Dale Jarrett, Maurice Petty among NASCAR Hall of Fame inductees

Gregg Forwerck

NASCAR inducts five legends into Hall of Fame as 2014 class.

Completing the circle for two families; honoring one of the most charismatic drivers NASCAR racing has ever known; recognizing one of the true pioneers of motorsports; and enshrining one of the great short-track racers of all time ... that was the crux of Wednesday night's NASCAR Hall of Fame induction ceremony at the Charlotte Convention Center Crown Ballroom.

Engine builder Maurice Petty joined father Lee Petty, brother Richard Petty and cousin and Petty Enterprises crew chief Dale Inman as a member of the NASCAR Hall of Fame's, as part of the fifth class of five inductees.

"It's the only hall of fame that has a full team," Richard Petty quipped during a media session with reporters Wednesday morning.

Dale Jarrett, 1999 NASCAR Sprint Cup Series champion, joined his father, two-time champion Ned Jarrett in the hall, comprising the second father-son combination to be enshrined.

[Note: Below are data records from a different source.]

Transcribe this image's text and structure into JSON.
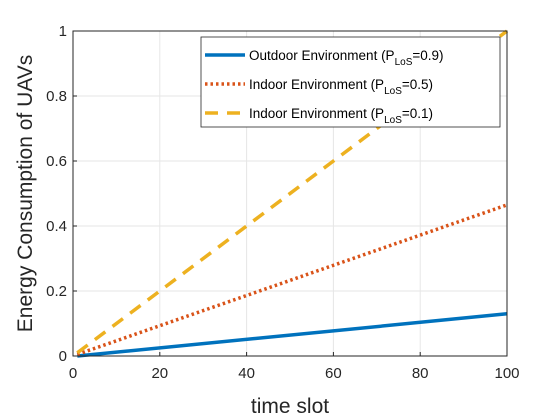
{
  "chart_data": {
    "type": "line",
    "xlabel": "time slot",
    "ylabel": "Energy Consumption of UAVs",
    "xlim": [
      0,
      100
    ],
    "ylim": [
      0,
      1
    ],
    "xticks": [
      "0",
      "20",
      "40",
      "60",
      "80",
      "100"
    ],
    "yticks": [
      "0",
      "0.2",
      "0.4",
      "0.6",
      "0.8",
      "1"
    ],
    "grid": true,
    "legend_position": "top-right",
    "series": [
      {
        "name": "Outdoor Environment (P_LoS=0.9)",
        "legend": {
          "pre": "Outdoor Environment (P",
          "sub": "LoS",
          "post": "=0.9)"
        },
        "style": "solid",
        "color": "#0072BD",
        "x": [
          1,
          100
        ],
        "y": [
          0.0,
          0.13
        ]
      },
      {
        "name": "Indoor Environment (P_LoS=0.5)",
        "legend": {
          "pre": "Indoor Environment (P",
          "sub": "LoS",
          "post": "=0.5)"
        },
        "style": "dotted",
        "color": "#D95319",
        "x": [
          1,
          100
        ],
        "y": [
          0.005,
          0.465
        ]
      },
      {
        "name": "Indoor Environment (P_LoS=0.1)",
        "legend": {
          "pre": "Indoor Environment (P",
          "sub": "LoS",
          "post": "=0.1)"
        },
        "style": "dashed",
        "color": "#EDB120",
        "x": [
          1,
          100
        ],
        "y": [
          0.01,
          1.0
        ]
      }
    ]
  }
}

Coincidentally, Jarrett called 2014 inductee Glenn "Fireball" Roberts "the first real superstar" in NASCAR racing. Roberts won 33 races at NASCAR's highest level, including at least one per year from 1956 through 1964 before his life was cut short by injuries suffered in a crash at Charlotte in May 1964.

The late Tim Flock was a two-time champion from the early days of NASCAR racing. Flock, who posted 39 career victories, won his first title in 1952, driving the No. 91 Hudson owned by Ted Chester. In 1955 he earned his second title behind the wheel of owner/crew chief Carl Kiekhaefer's Chrysler.

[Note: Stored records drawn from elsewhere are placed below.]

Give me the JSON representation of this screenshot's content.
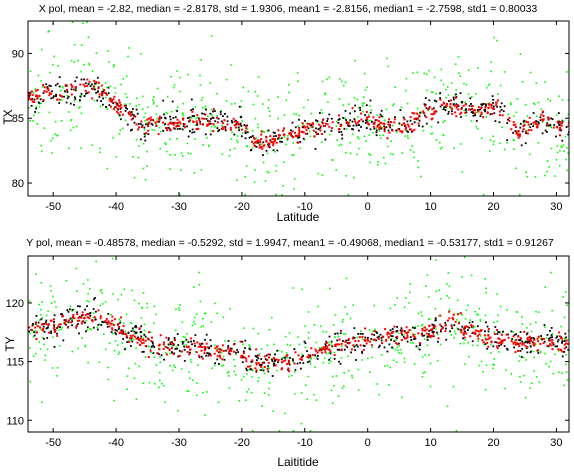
{
  "chart_data": [
    {
      "type": "scatter",
      "title": "X pol, mean = -2.82, median = -2.8178, std = 1.9306, mean1 = -2.8156, median1 = -2.7598, std1 = 0.80033",
      "xlabel": "Latitude",
      "ylabel": "TX",
      "xlim": [
        -54,
        32
      ],
      "ylim": [
        79,
        92.5
      ],
      "xticks": [
        -50,
        -40,
        -30,
        -20,
        -10,
        0,
        10,
        20,
        30
      ],
      "yticks": [
        80,
        85,
        90
      ],
      "grid": false,
      "series_colors": {
        "scatter": "#00ff00",
        "black": "#000000",
        "red": "#ff0000"
      },
      "trend": {
        "x": [
          -54,
          -51,
          -48,
          -45,
          -43,
          -40,
          -38,
          -36,
          -33,
          -30,
          -27,
          -25,
          -22,
          -20,
          -18,
          -16,
          -13,
          -10,
          -7,
          -5,
          -3,
          0,
          2,
          4,
          6,
          8,
          10,
          12,
          14,
          16,
          18,
          20,
          22,
          24,
          26,
          28,
          30,
          32
        ],
        "y": [
          86.5,
          87.0,
          86.9,
          87.6,
          87.4,
          86.0,
          85.4,
          84.3,
          84.6,
          84.7,
          84.9,
          84.8,
          84.6,
          84.4,
          83.0,
          83.2,
          83.6,
          84.0,
          84.4,
          84.6,
          84.7,
          85.0,
          84.3,
          84.4,
          84.5,
          84.8,
          85.6,
          86.0,
          86.0,
          85.8,
          85.7,
          85.9,
          85.1,
          83.9,
          84.6,
          84.9,
          84.2,
          84.5
        ]
      },
      "scatter_spread": 2.2,
      "black_spread": 0.55,
      "red_spread": 0.35
    },
    {
      "type": "scatter",
      "title": "Y pol, mean = -0.48578, median = -0.5292, std = 1.9947, mean1 = -0.49068, median1 = -0.53177, std1 = 0.91267",
      "xlabel": "Laititide",
      "ylabel": "TY",
      "xlim": [
        -54,
        32
      ],
      "ylim": [
        109,
        124
      ],
      "xticks": [
        -50,
        -40,
        -30,
        -20,
        -10,
        0,
        10,
        20,
        30
      ],
      "yticks": [
        110,
        115,
        120
      ],
      "grid": false,
      "series_colors": {
        "scatter": "#00ff00",
        "black": "#000000",
        "red": "#ff0000"
      },
      "trend": {
        "x": [
          -54,
          -51,
          -48,
          -45,
          -43,
          -40,
          -38,
          -36,
          -33,
          -30,
          -27,
          -25,
          -22,
          -20,
          -18,
          -16,
          -13,
          -10,
          -7,
          -5,
          -3,
          0,
          2,
          4,
          6,
          8,
          10,
          12,
          14,
          16,
          18,
          20,
          22,
          24,
          26,
          28,
          30,
          32
        ],
        "y": [
          118.0,
          117.8,
          118.3,
          118.7,
          118.9,
          118.0,
          117.3,
          117.0,
          116.3,
          116.2,
          116.1,
          116.0,
          115.8,
          115.5,
          114.9,
          114.9,
          114.8,
          115.5,
          116.1,
          116.5,
          116.6,
          116.8,
          117.0,
          117.2,
          117.3,
          117.4,
          117.5,
          118.1,
          118.3,
          117.8,
          117.4,
          117.0,
          116.8,
          116.6,
          116.5,
          116.8,
          116.7,
          116.5
        ]
      },
      "scatter_spread": 2.4,
      "black_spread": 0.6,
      "red_spread": 0.4
    }
  ]
}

Jack Ingram was the king of the short tracks. In 1982, at age 45, after considerable success in NASCAR's Late Model Sportsman division, Ingram won the first NASCAR Nationwide Series (then Busch Series) championship and followed that with another title in 1984. His 31 victories stood as a record for the series until Mark Martin surpassed it.

Richard Petty provided an emotional induction of his brother Maurice. "I'm so excited to be able to put my brother in the Hall of Fame with my father and with my cousin," Petty said. "I mean, that's a full team. Very few hall of famers can brag about that."

"It's an honor and a privilege for me to be inducted into the NASCAR Hall of Fame," said Maurice Petty, whose engines powered the winners of more than 200 races in NASCAR's foremost series.

"Who would have thought growing up that there would be guys, four of us, out of a small, rural country community (Level Cross, N.C.) that would be in a North Carolina Hall of Fame?"

After an introduction from four-time Sprint Cup champion Jeff Gordon, veteran crew chief Waddell Wilson inducted Roberts, with grandson Matt McDaniel accepting the ring awarded to each member of the NASCAR Hall of Fame.

Six-time Sprint Cup champion Jimmie Johnson introduced Ingram, the "Iron Man" who won three Late Model Sportsman championships before the advent of the Busch Series. Eighteen-time Sprint Cup winner Harry Gant handled the induction of his friend and former rival.

Former Charlotte Motor Speedway president H.A. "Humpy" Wheeler inducted Tim Flock, with Flock's widow, Frances Flock accepting the honor.

Tony Stewart, sidelined last year with a broken leg, the result of a Sprint Car accident Aug. 5 in Iowa, walked to the stage to introduce Jarrett, a "big-race" driver who won 32 times during his career, three times in the Daytona 500 and twice in the Brickyard 400.

The induction honors were performed by Jarrett's friend, country music superstar Blake Shelton, who recalled his own father's passion for the sport.

"I watched him shove old women and children aside at Talladega to shake the hands of his favorite drivers: Dale Earnhardt Jr., Richard Petty, and this man right here, Dale Jarrett," Shelton said. "As years went on, Dale and I crossed paths many times, and although my dad's health began to keep him from traveling, he loved hearing all the stories about the time I spent with Dale.

"I didn't tell him everything."

Jarrett recognized his champion father as his primary source of inspiration.

"My father ... and now fellow hall of famer," Jarrett said. "That has a nice ring to it, doesn't it, Dad? My dad has been everything a son would want his father to be: successful, a leader by example, a teacher you can believe in, and always there to support me.

"My Dad was and still is today my hero. That's what really makes this night so very special. I'm joining my father in the NASCAR Hall of Fame."